Summer bees have few fat bodies
Summer honey bees, which live only 4 to 6 weeks, have very few fat bodies. However, winter bees have large numbers of fat bodies distributed throughout the abdomen. Presumably these help the winter bees to live the 4 to 9 months until spring, and help provide the energy needed by the workers to keep the internal cluster at 93 degrees F. They also assist the worker bees with raising brood that will become the first generation of spring bees.
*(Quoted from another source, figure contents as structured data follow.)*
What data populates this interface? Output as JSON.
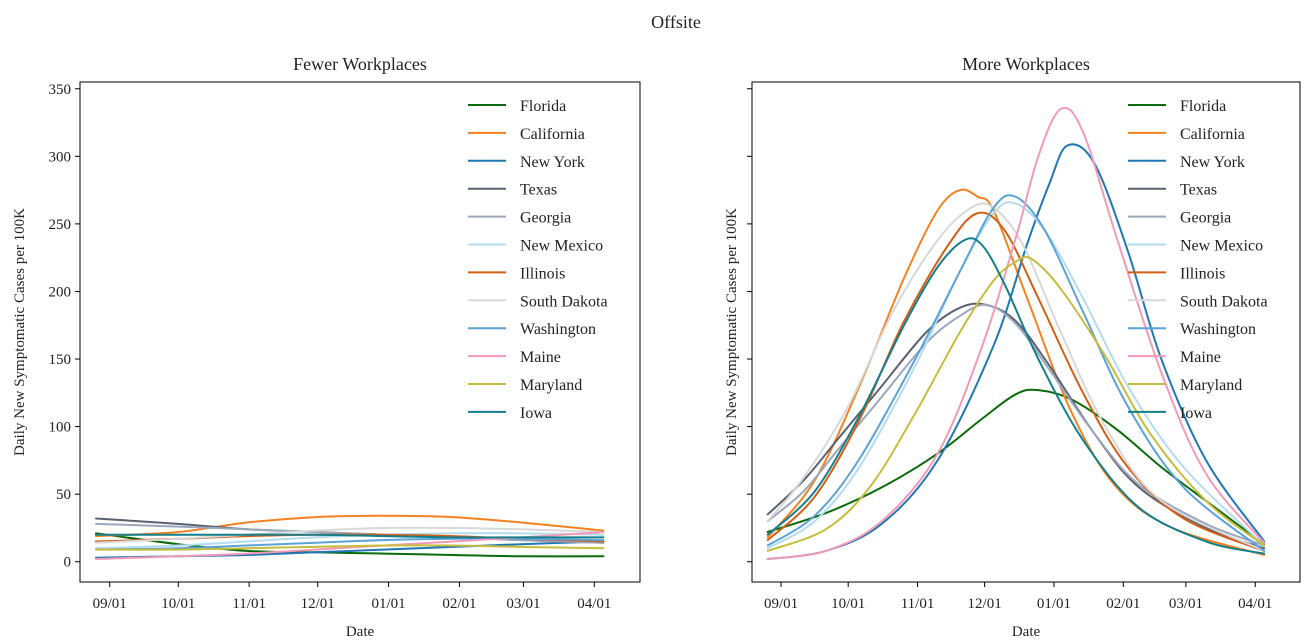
{
  "suptitle": "Offsite",
  "colors": {
    "Florida": "#0a6b0a",
    "California": "#f5821f",
    "New York": "#1f77b4",
    "Texas": "#5a6170",
    "Georgia": "#9aa7bd",
    "New Mexico": "#b4dcef",
    "Illinois": "#d35f16",
    "South Dakota": "#d8d8d8",
    "Washington": "#5ba3d9",
    "Maine": "#f29ab8",
    "Maryland": "#c6bd3c",
    "Iowa": "#147f8c"
  },
  "chart_data": [
    {
      "type": "line",
      "title": "Fewer Workplaces",
      "xlabel": "Date",
      "ylabel": "Daily New Symptomatic Cases per 100K",
      "x_ticks": [
        "09/01",
        "10/01",
        "11/01",
        "12/01",
        "01/01",
        "02/01",
        "03/01",
        "04/01"
      ],
      "y_ticks": [
        0,
        50,
        100,
        150,
        200,
        250,
        300,
        350
      ],
      "ylim": [
        -15,
        355
      ],
      "xlim_days": [
        -13,
        232
      ],
      "legend": "upper-right",
      "series": [
        {
          "name": "Florida",
          "x_days": [
            -6,
            30,
            60,
            90,
            120,
            150,
            180,
            216
          ],
          "values": [
            21,
            13,
            8,
            7,
            6,
            5,
            4,
            4
          ]
        },
        {
          "name": "California",
          "x_days": [
            -6,
            30,
            60,
            90,
            120,
            150,
            180,
            216
          ],
          "values": [
            19,
            22,
            29,
            33,
            34,
            33,
            29,
            23
          ]
        },
        {
          "name": "New York",
          "x_days": [
            -6,
            30,
            60,
            90,
            120,
            150,
            180,
            216
          ],
          "values": [
            3,
            4,
            5,
            7,
            9,
            11,
            13,
            15
          ]
        },
        {
          "name": "Texas",
          "x_days": [
            -6,
            30,
            60,
            90,
            120,
            150,
            180,
            216
          ],
          "values": [
            32,
            28,
            24,
            22,
            20,
            18,
            16,
            14
          ]
        },
        {
          "name": "Georgia",
          "x_days": [
            -6,
            30,
            60,
            90,
            120,
            150,
            180,
            216
          ],
          "values": [
            28,
            26,
            24,
            22,
            20,
            18,
            16,
            14
          ]
        },
        {
          "name": "New Mexico",
          "x_days": [
            -6,
            30,
            60,
            90,
            120,
            150,
            180,
            216
          ],
          "values": [
            10,
            12,
            15,
            18,
            20,
            21,
            21,
            20
          ]
        },
        {
          "name": "Illinois",
          "x_days": [
            -6,
            30,
            60,
            90,
            120,
            150,
            180,
            216
          ],
          "values": [
            15,
            17,
            19,
            20,
            20,
            19,
            17,
            15
          ]
        },
        {
          "name": "South Dakota",
          "x_days": [
            -6,
            30,
            60,
            90,
            120,
            150,
            180,
            216
          ],
          "values": [
            14,
            17,
            20,
            23,
            25,
            25,
            24,
            22
          ]
        },
        {
          "name": "Washington",
          "x_days": [
            -6,
            30,
            60,
            90,
            120,
            150,
            180,
            216
          ],
          "values": [
            9,
            10,
            12,
            14,
            16,
            17,
            17,
            16
          ]
        },
        {
          "name": "Maine",
          "x_days": [
            -6,
            30,
            60,
            90,
            120,
            150,
            180,
            216
          ],
          "values": [
            2,
            4,
            6,
            9,
            12,
            15,
            18,
            22
          ]
        },
        {
          "name": "Maryland",
          "x_days": [
            -6,
            30,
            60,
            90,
            120,
            150,
            180,
            216
          ],
          "values": [
            9,
            9,
            10,
            11,
            12,
            12,
            11,
            10
          ]
        },
        {
          "name": "Iowa",
          "x_days": [
            -6,
            30,
            60,
            90,
            120,
            150,
            180,
            216
          ],
          "values": [
            20,
            20,
            20,
            20,
            19,
            18,
            18,
            18
          ]
        }
      ]
    },
    {
      "type": "line",
      "title": "More Workplaces",
      "xlabel": "Date",
      "ylabel": "Daily New Symptomatic Cases per 100K",
      "x_ticks": [
        "09/01",
        "10/01",
        "11/01",
        "12/01",
        "01/01",
        "02/01",
        "03/01",
        "04/01"
      ],
      "y_ticks": [
        0,
        50,
        100,
        150,
        200,
        250,
        300,
        350
      ],
      "ylim": [
        -15,
        355
      ],
      "xlim_days": [
        -13,
        232
      ],
      "legend": "upper-right",
      "series": [
        {
          "name": "Florida",
          "x_days": [
            -6,
            20,
            45,
            70,
            90,
            105,
            115,
            130,
            150,
            170,
            190,
            216
          ],
          "values": [
            22,
            36,
            55,
            80,
            106,
            124,
            127,
            120,
            98,
            70,
            45,
            13
          ]
        },
        {
          "name": "California",
          "x_days": [
            -6,
            15,
            35,
            55,
            70,
            80,
            88,
            95,
            110,
            130,
            150,
            175,
            216
          ],
          "values": [
            18,
            60,
            130,
            210,
            260,
            275,
            270,
            260,
            195,
            110,
            55,
            25,
            5
          ]
        },
        {
          "name": "New York",
          "x_days": [
            -6,
            20,
            45,
            70,
            95,
            110,
            120,
            128,
            140,
            155,
            170,
            190,
            216
          ],
          "values": [
            2,
            8,
            28,
            75,
            160,
            235,
            280,
            308,
            295,
            230,
            150,
            75,
            15
          ]
        },
        {
          "name": "Texas",
          "x_days": [
            -6,
            10,
            25,
            45,
            65,
            80,
            92,
            105,
            120,
            140,
            160,
            190,
            216
          ],
          "values": [
            35,
            60,
            90,
            130,
            170,
            188,
            190,
            178,
            145,
            95,
            55,
            25,
            10
          ]
        },
        {
          "name": "Georgia",
          "x_days": [
            -6,
            10,
            25,
            45,
            65,
            80,
            92,
            105,
            120,
            140,
            160,
            190,
            216
          ],
          "values": [
            30,
            52,
            82,
            122,
            162,
            182,
            190,
            176,
            142,
            95,
            57,
            28,
            12
          ]
        },
        {
          "name": "New Mexico",
          "x_days": [
            -6,
            15,
            35,
            60,
            80,
            95,
            105,
            118,
            135,
            155,
            180,
            216
          ],
          "values": [
            10,
            30,
            70,
            145,
            215,
            258,
            265,
            245,
            195,
            130,
            70,
            12
          ]
        },
        {
          "name": "Illinois",
          "x_days": [
            -6,
            15,
            35,
            55,
            75,
            88,
            100,
            115,
            135,
            155,
            180,
            216
          ],
          "values": [
            16,
            48,
            105,
            178,
            235,
            258,
            245,
            195,
            125,
            70,
            32,
            8
          ]
        },
        {
          "name": "South Dakota",
          "x_days": [
            -6,
            10,
            30,
            50,
            70,
            85,
            95,
            108,
            125,
            145,
            170,
            216
          ],
          "values": [
            30,
            62,
            115,
            185,
            238,
            262,
            262,
            235,
            170,
            100,
            45,
            8
          ]
        },
        {
          "name": "Washington",
          "x_days": [
            -6,
            15,
            35,
            60,
            80,
            95,
            105,
            118,
            135,
            155,
            180,
            216
          ],
          "values": [
            12,
            34,
            76,
            150,
            215,
            262,
            270,
            245,
            185,
            115,
            55,
            8
          ]
        },
        {
          "name": "Maine",
          "x_days": [
            -6,
            20,
            45,
            70,
            90,
            105,
            115,
            125,
            135,
            150,
            170,
            190,
            216
          ],
          "values": [
            2,
            8,
            30,
            80,
            160,
            240,
            300,
            335,
            318,
            240,
            140,
            65,
            14
          ]
        },
        {
          "name": "Maryland",
          "x_days": [
            -6,
            20,
            40,
            60,
            80,
            95,
            105,
            112,
            125,
            145,
            165,
            190,
            216
          ],
          "values": [
            8,
            24,
            56,
            110,
            170,
            208,
            222,
            224,
            202,
            152,
            95,
            45,
            12
          ]
        },
        {
          "name": "Iowa",
          "x_days": [
            -6,
            15,
            35,
            55,
            70,
            82,
            90,
            100,
            115,
            135,
            160,
            190,
            216
          ],
          "values": [
            20,
            52,
            108,
            175,
            218,
            238,
            234,
            205,
            150,
            90,
            40,
            15,
            6
          ]
        }
      ]
    }
  ]
}
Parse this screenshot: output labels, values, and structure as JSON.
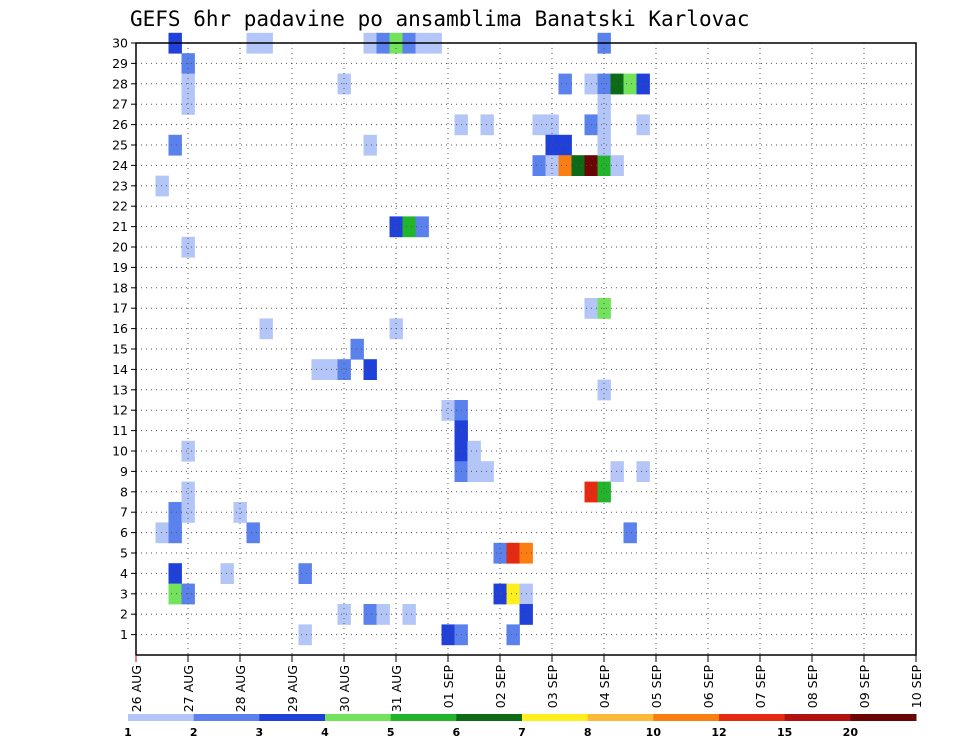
{
  "chart_data": {
    "type": "heatmap",
    "title": "GEFS 6hr padavine po ansamblima Banatski Karlovac",
    "x_tick_labels": [
      "26 AUG",
      "27 AUG",
      "28 AUG",
      "29 AUG",
      "30 AUG",
      "31 AUG",
      "01 SEP",
      "02 SEP",
      "03 SEP",
      "04 SEP",
      "05 SEP",
      "06 SEP",
      "07 SEP",
      "08 SEP",
      "09 SEP",
      "10 SEP"
    ],
    "y_tick_labels": [
      "1",
      "2",
      "3",
      "4",
      "5",
      "6",
      "7",
      "8",
      "9",
      "10",
      "11",
      "12",
      "13",
      "14",
      "15",
      "16",
      "17",
      "18",
      "19",
      "20",
      "21",
      "22",
      "23",
      "24",
      "25",
      "26",
      "27",
      "28",
      "29",
      "30"
    ],
    "x_unit": "6-hour step from 26 AUG 00",
    "xlim": [
      0,
      60
    ],
    "ylim": [
      0,
      30
    ],
    "grid": true,
    "colorbar": {
      "labels": [
        "1",
        "2",
        "3",
        "4",
        "5",
        "6",
        "7",
        "8",
        "10",
        "12",
        "15",
        "20"
      ],
      "colors": [
        "#b3c6f7",
        "#5b82ec",
        "#1f40d9",
        "#73e35b",
        "#22b42b",
        "#0d6b17",
        "#fff01d",
        "#fdb937",
        "#fb7e13",
        "#e42b12",
        "#b2120f",
        "#6b0505"
      ]
    },
    "cells": [
      [
        3,
        30,
        2
      ],
      [
        4,
        29,
        1
      ],
      [
        4,
        28,
        0
      ],
      [
        4,
        27,
        0
      ],
      [
        3,
        25,
        1
      ],
      [
        2,
        23,
        0
      ],
      [
        4,
        20,
        0
      ],
      [
        4,
        10,
        0
      ],
      [
        4,
        8,
        0
      ],
      [
        3,
        7,
        1
      ],
      [
        4,
        7,
        0
      ],
      [
        2,
        6,
        0
      ],
      [
        3,
        6,
        1
      ],
      [
        3,
        4,
        2
      ],
      [
        3,
        3,
        3
      ],
      [
        4,
        3,
        1
      ],
      [
        9,
        30,
        0
      ],
      [
        10,
        30,
        0
      ],
      [
        8,
        7,
        0
      ],
      [
        9,
        6,
        1
      ],
      [
        10,
        16,
        0
      ],
      [
        7,
        4,
        0
      ],
      [
        13,
        1,
        0
      ],
      [
        14,
        14,
        0
      ],
      [
        13,
        4,
        1
      ],
      [
        15,
        14,
        0
      ],
      [
        16,
        14,
        1
      ],
      [
        16,
        2,
        0
      ],
      [
        16,
        28,
        0
      ],
      [
        18,
        30,
        0
      ],
      [
        19,
        30,
        1
      ],
      [
        20,
        30,
        3
      ],
      [
        21,
        30,
        1
      ],
      [
        22,
        30,
        0
      ],
      [
        23,
        30,
        0
      ],
      [
        18,
        25,
        0
      ],
      [
        17,
        15,
        1
      ],
      [
        18,
        14,
        2
      ],
      [
        18,
        2,
        1
      ],
      [
        19,
        2,
        0
      ],
      [
        20,
        21,
        2
      ],
      [
        21,
        21,
        4
      ],
      [
        20,
        16,
        0
      ],
      [
        21,
        2,
        0
      ],
      [
        22,
        21,
        1
      ],
      [
        25,
        26,
        0
      ],
      [
        27,
        26,
        0
      ],
      [
        24,
        12,
        0
      ],
      [
        25,
        12,
        1
      ],
      [
        25,
        11,
        2
      ],
      [
        25,
        10,
        2
      ],
      [
        26,
        10,
        0
      ],
      [
        25,
        9,
        1
      ],
      [
        26,
        9,
        0
      ],
      [
        27,
        9,
        0
      ],
      [
        24,
        1,
        2
      ],
      [
        25,
        1,
        1
      ],
      [
        28,
        5,
        1
      ],
      [
        29,
        5,
        9
      ],
      [
        30,
        5,
        8
      ],
      [
        28,
        3,
        2
      ],
      [
        29,
        3,
        6
      ],
      [
        30,
        3,
        0
      ],
      [
        30,
        2,
        2
      ],
      [
        29,
        1,
        1
      ],
      [
        31,
        26,
        0
      ],
      [
        32,
        26,
        0
      ],
      [
        32,
        25,
        2
      ],
      [
        33,
        25,
        2
      ],
      [
        31,
        24,
        1
      ],
      [
        32,
        24,
        0
      ],
      [
        33,
        24,
        8
      ],
      [
        34,
        24,
        5
      ],
      [
        35,
        24,
        11
      ],
      [
        36,
        24,
        4
      ],
      [
        37,
        24,
        0
      ],
      [
        33,
        28,
        1
      ],
      [
        35,
        28,
        0
      ],
      [
        36,
        28,
        1
      ],
      [
        37,
        28,
        5
      ],
      [
        38,
        28,
        3
      ],
      [
        39,
        28,
        2
      ],
      [
        36,
        30,
        1
      ],
      [
        35,
        26,
        1
      ],
      [
        36,
        26,
        0
      ],
      [
        36,
        27,
        0
      ],
      [
        36,
        25,
        0
      ],
      [
        39,
        26,
        0
      ],
      [
        35,
        17,
        0
      ],
      [
        36,
        17,
        3
      ],
      [
        36,
        13,
        0
      ],
      [
        37,
        9,
        0
      ],
      [
        39,
        9,
        0
      ],
      [
        35,
        8,
        9
      ],
      [
        36,
        8,
        4
      ],
      [
        38,
        6,
        1
      ]
    ]
  }
}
Similarly, bumble bee queens eat as much as possible before winter in order to enlarge their fat bodies. These reserves must sustain them through the winter hibernation period much like the fat accumulated by a bear. So although bumble bee queens hibernate and honey bee colonies do not, both are dependent on fat bodies to see them through the winter.
Rusty
Honey Bee Suite
RT @HoneyBeeSuite: [New Post] The role of fat bodies in bee health https://www.honeybeesuite.com/?p=2037 #beekeeping #bees #pollinators
Hallo Rusty, I have looked in your index for info. regarding hemolymph and fat bodies but found nothing very recent 2010 was last post. I have these links that you either already know about or it will amaze you as it has amazed me. They were given in a magazine I get digitally as well as by post called Natural Bee Husbandry:
http://www.youtube.com/channel/UCv02Ur9G2_0q4czIONHHZsw/videos
http://www.youtube.com/watch?v=DK2X-i0ST4rA&feature=youtu.be
They lead to a WebInar on a Danish beekeeping site but they are in English and the PhD scientist is an American whose name is Samuel Ramsey.
Lindy,
Right. This is a topic I have been going to update for months but I just haven’t gotten around to it. Thanks for the reminder!